大勢の人が看護師のカウンターで話をしていた。先頭には杖をついたおばあさんがいて、ピカピカの看護師ステーションを見つめながらなかなか口を開けずにいたが、しばらくしてようやく恐る恐る尋ねた。「看護師さん、私たち、水島亜美さんに献血をしに来たんですが、どこで献血できますか?」
その後ろには、ヘルメットをかぶった作業員や、朝食の販売を途中で中断して、エプロンもつけたままの中年夫婦、両親と一緒に来た未成年の子供たちがいた……
「そうだよ、看護師さん、どこですか?」作業員は帽子を脱ぎ、日焼けした顔を見せながら、とても焦った様子で言った。「彼女の怪我がひどいって聞いたんですが……」
「早く、看護師さん」誰かが袖をまくり上げながら言った。「私の血を抜いてください、私は血が多いんです!」
百人以上の人々が一斉に前に押し寄せた。
とても壮観な光景だった。
福永団地は古い団地で、住人たちは何十年もここに住んでおり、特に年配の方々は互いによく知り合っていた。

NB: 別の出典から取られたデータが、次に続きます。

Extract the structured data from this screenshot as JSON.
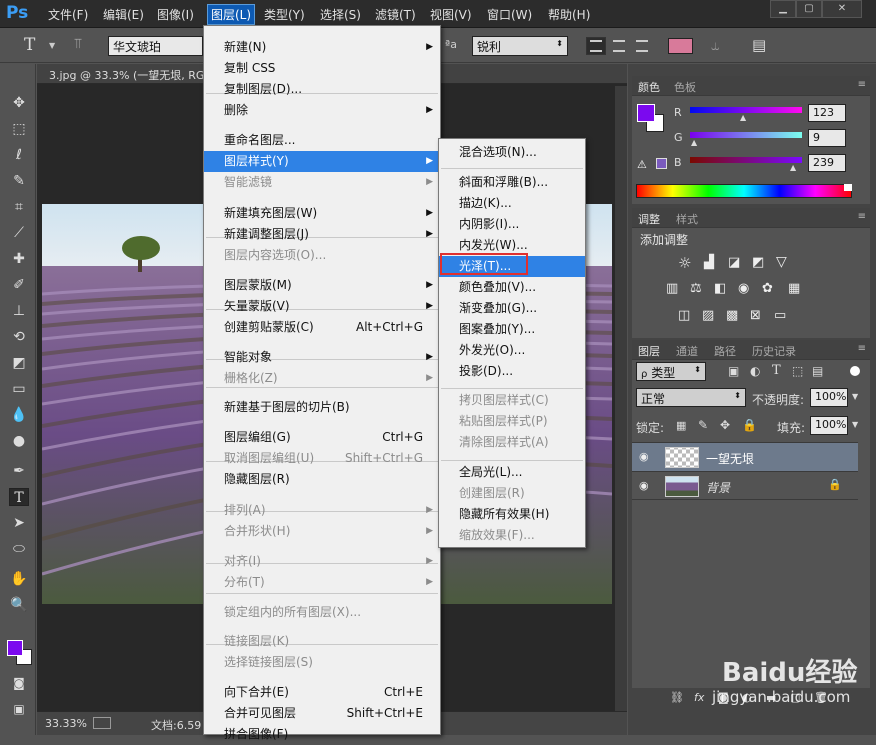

「おばあさん、あなたは献血できません」看護師ステーションもこのような状況は初めてで、少し戸惑いながら立ち上がり、大きな声で言った。「皆さん、お待ちください。騒がないでください。列を作ってください。状況を確認させていただきます。」
人々は急いで列を作り、看護師カウンターから病院の入り口まで、長い長い列ができた。
白川華怜はそのままエレベーターに向かおうとした。
水島亜美の名前を聞いて足を止め、振り返って群衆越しに入り口まで伸びる長蛇の列を見た。
しばらくして、一歩前に進み、前に立っているおばあさんの前に来て、「おばあさん、私は水島亜美の姪です。皆さん、叔母に献血しに来てくださったんですか?」
おばあさんは七号棟一階の住人で、目を細めて白川華怜を見つめ、すぐに彼女だと分かった。